Not. surprisingly, Executive Order 13650 (“Improving Chemical Facility Safety and Security“) was issued by President Obama and sought to strengthen protections. Trump/Pruitt see those protections as economic burdens on their corporate contributors.
(Update: Trump’s budget proposes to eliminate the Chemical Safety Board)
III) Public involvement in permitting and enforcement actions
The people of NJ understand how important it is to participate in and pressure regulators to do the right thing. The rules of the game govern how that happens.
The community is often the last o know about toxic hazards in their community, as corporations work with regulators behind the scenes to conceal problems. Transparency and public involvement can prevent these kind of disasters.
EPA had proposed new rules to enhance public involvement:
Part 22 of Title 40 of the CFR establishes procedures governing administrative adjudicatory proceedings to assess administrative civil penalties, to issue various compliance orders, and to terminate or suspend certain permits. 40 CFR 22.1. These proceedings are conducted under a variety of environmental statutes, including the Clean Air Act, the Clean Water Act, the Solid Waste Disposal Act, and the Federal Insecticide, Fungicide, and Rodenticide Act, among others. Such cases are generally heard by the Administrative Law Judges (ALJs) within the EPA’s Office of Administrative Law Judges or Regional Judicial Officers. The part 22 regulations are titled the “Consolidated Rules of Practice Governing the Administrative Assessment of Civil Penalties, Issuance of Compliance or Corrective Action Orders, and the Revocation/Termination or Suspension of Permits” (“Rules of Practice”).
I don’t recall reading any NJ press coverage of any of this.
The media is repeating the negligent non-coverage of Gov. Christie’s regulatory policy.

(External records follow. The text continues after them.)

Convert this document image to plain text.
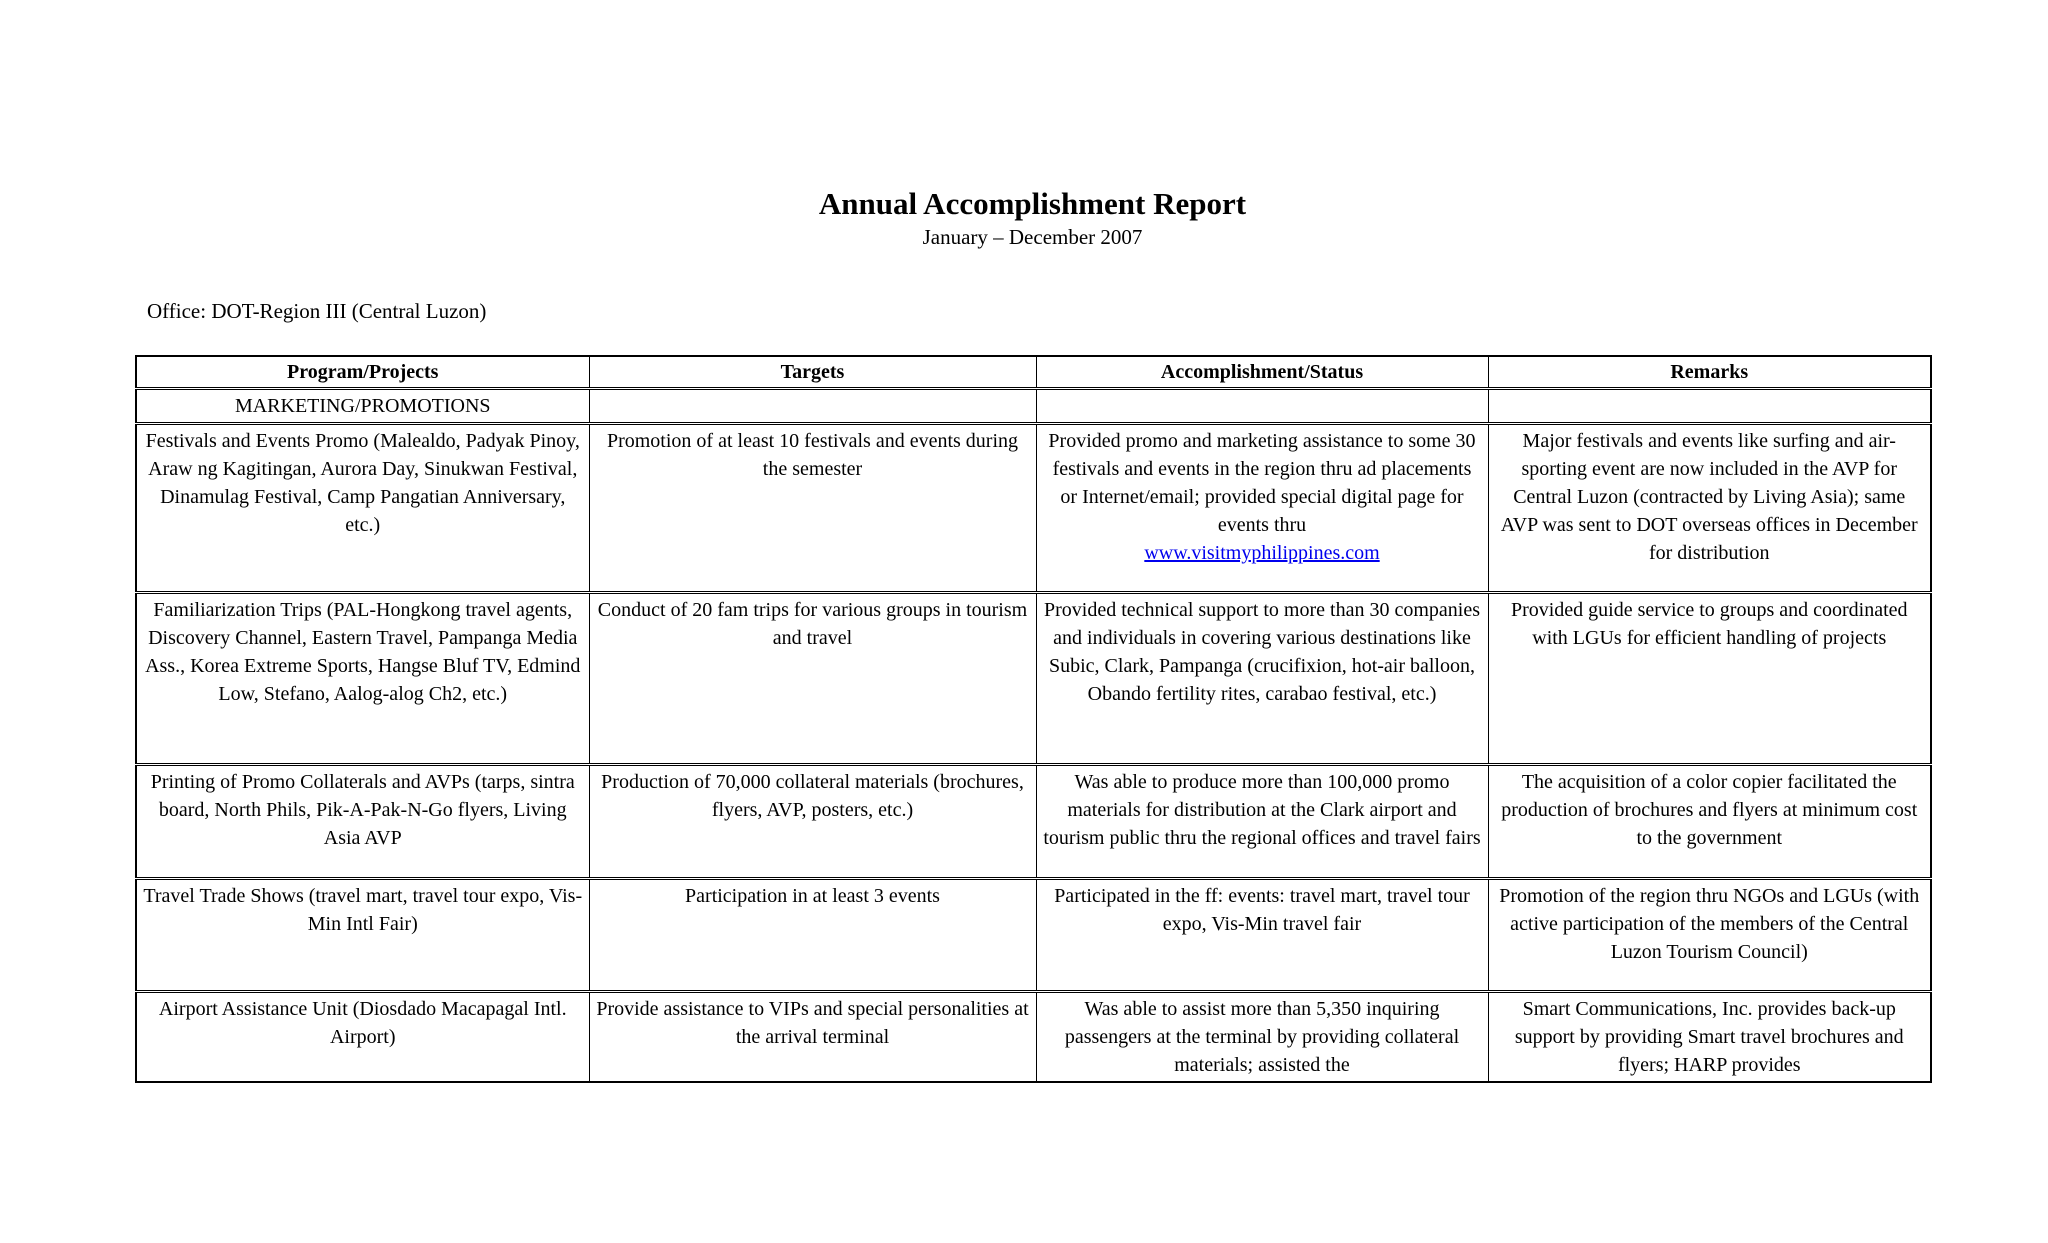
Annual Accomplishment Report
January – December 2007
Office: DOT-Region III (Central Luzon)
Program/Projects	Targets	Accomplishment/Status	Remarks
MARKETING/PROMOTIONS			
Festivals and Events Promo (Malealdo, Padyak Pinoy, Araw ng Kagitingan, Aurora Day, Sinukwan Festival, Dinamulag Festival, Camp Pangatian Anniversary, etc.)	Promotion of at least 10 festivals and events during the semester	Provided promo and marketing assistance to some 30 festivals and events in the region thru ad placements or Internet/email; provided special digital page for events thru
www.visitmyphilippines.com	Major festivals and events like surfing and air-sporting event are now included in the AVP for Central Luzon (contracted by Living Asia); same AVP was sent to DOT overseas offices in December for distribution
Familiarization Trips (PAL-Hongkong travel agents, Discovery Channel, Eastern Travel, Pampanga Media Ass., Korea Extreme Sports, Hangse Bluf TV, Edmind Low, Stefano, Aalog-alog Ch2, etc.)	Conduct of 20 fam trips for various groups in tourism and travel	Provided technical support to more than 30 companies and individuals in covering various destinations like Subic, Clark, Pampanga (crucifixion, hot-air balloon, Obando fertility rites, carabao festival, etc.)	Provided guide service to groups and coordinated with LGUs for efficient handling of projects
Printing of Promo Collaterals and AVPs (tarps, sintra board, North Phils, Pik-A-Pak-N-Go flyers, Living Asia AVP	Production of 70,000 collateral materials (brochures, flyers, AVP, posters, etc.)	Was able to produce more than 100,000 promo materials for distribution at the Clark airport and tourism public thru the regional offices and travel fairs	The acquisition of a color copier facilitated the production of brochures and flyers at minimum cost to the government
Travel Trade Shows (travel mart, travel tour expo, Vis-Min Intl Fair)	Participation in at least 3 events	Participated in the ff: events: travel mart, travel tour expo, Vis-Min travel fair	Promotion of the region thru NGOs and LGUs (with active participation of the members of the Central Luzon Tourism Council)
Airport Assistance Unit (Diosdado Macapagal Intl. Airport)	Provide assistance to VIPs and special personalities at the arrival terminal	Was able to assist more than 5,350 inquiring passengers at the terminal by providing collateral materials; assisted the	Smart Communications, Inc. provides back-up support by providing Smart travel brochures and flyers; HARP provides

When there’s a refinery blowout or a toxic train derails or a chemical plant blows up – or there’s an oil spill – I’m sure we’ll get the 24×7 sensational coverage, but nothing about the underlying causes.
Or maybe we can get some coverage when the freeze expires in the very near future.
Let’s see how many rules Trump kills – he’s already killed several – and whether NJ’s Congressional delegation speaks out publicly and works to block them (hint Senator Booker!)